# Fanny Mendelssohn - String Quartet in E Flat major (SQ review)



## Merl (Jul 28, 2016)

Fanny Mendelssohn's E flat quartet is a fine work that definitely pulls you in. It's not top of the shop but it is a very interesting and surprisingly vigorous work. Here's the recordings that REALLY impressed me (others were OK but these just stood out)

Here's a fine live performance from the Quatuor Ebene







*Recommended

Merel* - a little mannered but still fine
*Lafayette* - slightly dreamer in outlook, glorious 4th movement, especially.
*Erato* - musical and sensible account, played in a pleasantly resonant acoustic
*Cavaleri* - best of this group for me. Fresher, more vivacious but lacking rhe tiniest bit of finesse


*Hugely recommended


Ebene* - this is a terrific performance (from a fine disc containing Felix Mendelssohn's wonderful 2nd and 6th quartets, too) . Vibrant playing, plenty of meatiness and a glorious 2nd movement make this a very appealing and exciting recording and the rest of the disc is of a similar high quality.

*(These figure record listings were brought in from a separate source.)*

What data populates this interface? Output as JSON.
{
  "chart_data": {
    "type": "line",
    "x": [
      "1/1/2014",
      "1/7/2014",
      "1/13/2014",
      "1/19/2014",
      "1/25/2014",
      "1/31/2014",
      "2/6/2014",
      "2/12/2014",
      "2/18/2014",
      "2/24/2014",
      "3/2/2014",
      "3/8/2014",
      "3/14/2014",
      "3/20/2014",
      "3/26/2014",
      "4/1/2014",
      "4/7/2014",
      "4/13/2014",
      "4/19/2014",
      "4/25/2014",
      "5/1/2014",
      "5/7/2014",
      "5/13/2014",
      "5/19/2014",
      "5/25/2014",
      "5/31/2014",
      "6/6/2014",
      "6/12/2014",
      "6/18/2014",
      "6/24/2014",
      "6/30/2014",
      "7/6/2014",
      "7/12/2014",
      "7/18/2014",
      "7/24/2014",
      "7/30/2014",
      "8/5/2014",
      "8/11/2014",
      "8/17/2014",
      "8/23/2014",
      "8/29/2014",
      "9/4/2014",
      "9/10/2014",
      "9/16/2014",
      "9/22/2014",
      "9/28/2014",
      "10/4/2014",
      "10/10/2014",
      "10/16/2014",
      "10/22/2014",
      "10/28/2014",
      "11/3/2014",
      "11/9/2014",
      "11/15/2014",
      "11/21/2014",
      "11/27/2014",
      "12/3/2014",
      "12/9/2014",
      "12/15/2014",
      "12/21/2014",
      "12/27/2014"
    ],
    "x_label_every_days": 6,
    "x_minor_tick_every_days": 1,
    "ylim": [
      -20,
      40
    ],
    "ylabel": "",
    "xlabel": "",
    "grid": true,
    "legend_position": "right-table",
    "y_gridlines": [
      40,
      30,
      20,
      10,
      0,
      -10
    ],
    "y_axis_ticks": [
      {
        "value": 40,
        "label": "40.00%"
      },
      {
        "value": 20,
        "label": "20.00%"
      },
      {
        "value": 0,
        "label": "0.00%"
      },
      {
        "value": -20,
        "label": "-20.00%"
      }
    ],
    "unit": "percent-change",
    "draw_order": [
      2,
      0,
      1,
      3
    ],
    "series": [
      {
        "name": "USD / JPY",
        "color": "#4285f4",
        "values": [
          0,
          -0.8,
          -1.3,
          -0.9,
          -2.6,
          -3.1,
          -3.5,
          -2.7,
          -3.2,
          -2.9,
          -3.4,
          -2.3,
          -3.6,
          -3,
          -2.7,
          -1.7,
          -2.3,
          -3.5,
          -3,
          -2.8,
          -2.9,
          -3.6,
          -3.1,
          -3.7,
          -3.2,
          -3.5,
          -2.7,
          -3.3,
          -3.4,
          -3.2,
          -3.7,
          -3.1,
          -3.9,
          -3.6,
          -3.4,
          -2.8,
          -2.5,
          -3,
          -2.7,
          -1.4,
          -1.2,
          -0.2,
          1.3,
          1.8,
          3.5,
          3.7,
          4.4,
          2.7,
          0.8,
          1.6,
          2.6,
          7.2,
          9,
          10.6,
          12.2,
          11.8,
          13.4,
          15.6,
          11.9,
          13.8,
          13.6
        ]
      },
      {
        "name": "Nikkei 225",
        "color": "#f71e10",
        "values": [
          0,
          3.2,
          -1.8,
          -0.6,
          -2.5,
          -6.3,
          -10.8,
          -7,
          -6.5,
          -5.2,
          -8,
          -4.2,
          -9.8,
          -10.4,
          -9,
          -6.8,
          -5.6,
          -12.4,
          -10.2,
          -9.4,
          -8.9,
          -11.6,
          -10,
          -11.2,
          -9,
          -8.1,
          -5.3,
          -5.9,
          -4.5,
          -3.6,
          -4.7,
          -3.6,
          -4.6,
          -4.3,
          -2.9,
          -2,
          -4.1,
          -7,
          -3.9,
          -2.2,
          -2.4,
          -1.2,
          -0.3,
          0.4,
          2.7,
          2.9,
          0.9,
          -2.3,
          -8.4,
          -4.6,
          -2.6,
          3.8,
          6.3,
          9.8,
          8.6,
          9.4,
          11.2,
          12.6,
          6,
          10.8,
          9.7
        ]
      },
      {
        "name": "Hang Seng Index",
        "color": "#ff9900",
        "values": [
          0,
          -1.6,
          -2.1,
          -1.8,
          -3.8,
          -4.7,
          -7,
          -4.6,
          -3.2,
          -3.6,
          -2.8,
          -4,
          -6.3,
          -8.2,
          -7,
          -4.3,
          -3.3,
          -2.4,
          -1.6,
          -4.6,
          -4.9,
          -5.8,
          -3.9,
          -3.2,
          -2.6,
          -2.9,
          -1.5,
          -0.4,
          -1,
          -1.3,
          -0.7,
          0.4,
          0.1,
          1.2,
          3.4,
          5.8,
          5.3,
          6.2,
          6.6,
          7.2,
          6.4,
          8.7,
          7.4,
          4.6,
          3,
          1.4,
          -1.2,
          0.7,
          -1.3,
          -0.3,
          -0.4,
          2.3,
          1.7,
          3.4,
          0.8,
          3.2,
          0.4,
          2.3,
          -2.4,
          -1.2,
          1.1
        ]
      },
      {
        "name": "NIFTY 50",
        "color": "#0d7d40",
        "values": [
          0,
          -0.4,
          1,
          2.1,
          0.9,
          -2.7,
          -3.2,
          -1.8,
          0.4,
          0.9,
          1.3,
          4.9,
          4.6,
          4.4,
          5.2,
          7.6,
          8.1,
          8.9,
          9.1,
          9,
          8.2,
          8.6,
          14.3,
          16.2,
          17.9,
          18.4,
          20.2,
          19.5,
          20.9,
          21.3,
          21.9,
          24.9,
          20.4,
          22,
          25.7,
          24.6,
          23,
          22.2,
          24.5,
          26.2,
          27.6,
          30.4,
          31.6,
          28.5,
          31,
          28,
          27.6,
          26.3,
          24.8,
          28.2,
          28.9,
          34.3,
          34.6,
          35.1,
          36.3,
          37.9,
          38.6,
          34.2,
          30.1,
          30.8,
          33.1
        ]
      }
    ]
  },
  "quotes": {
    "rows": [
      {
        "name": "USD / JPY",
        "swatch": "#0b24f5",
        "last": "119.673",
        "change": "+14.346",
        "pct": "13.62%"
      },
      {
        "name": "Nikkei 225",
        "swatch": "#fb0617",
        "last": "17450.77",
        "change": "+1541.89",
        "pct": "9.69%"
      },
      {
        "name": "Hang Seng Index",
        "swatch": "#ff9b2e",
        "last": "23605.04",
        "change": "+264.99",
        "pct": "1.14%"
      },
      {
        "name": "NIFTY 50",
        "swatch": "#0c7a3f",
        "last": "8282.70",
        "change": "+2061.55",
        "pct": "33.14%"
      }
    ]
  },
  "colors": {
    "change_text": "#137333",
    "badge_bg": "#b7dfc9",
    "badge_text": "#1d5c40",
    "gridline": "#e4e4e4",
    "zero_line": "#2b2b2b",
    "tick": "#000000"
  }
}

*Nash* - this lovely Hyperion disc contains some equally delightful moments and is blessed with impressive recorded sound. The Nash Ensemble may not be quite as 'edgy' as the Ebene but they still play hard when needed and their emotion is engaging. They excel in the slower movements, especially. Whether you prefer this or the Ebene is subjective but my advice is to get both as the fillers on the Nash disc are equally attractive. At the moment this has a miniscule edge for me but I've been changing my mind on which I prefer all week.

*Takacs* - the sound may be a little close, dry and slightly claustrophobic but the performance is wonderful. The Takacs work the dynamics expertly and have a depth that other ensembles just can't match. This is playing of the highest quality and, given the Ebene's soundstage, this would have probably been my top choice.


----------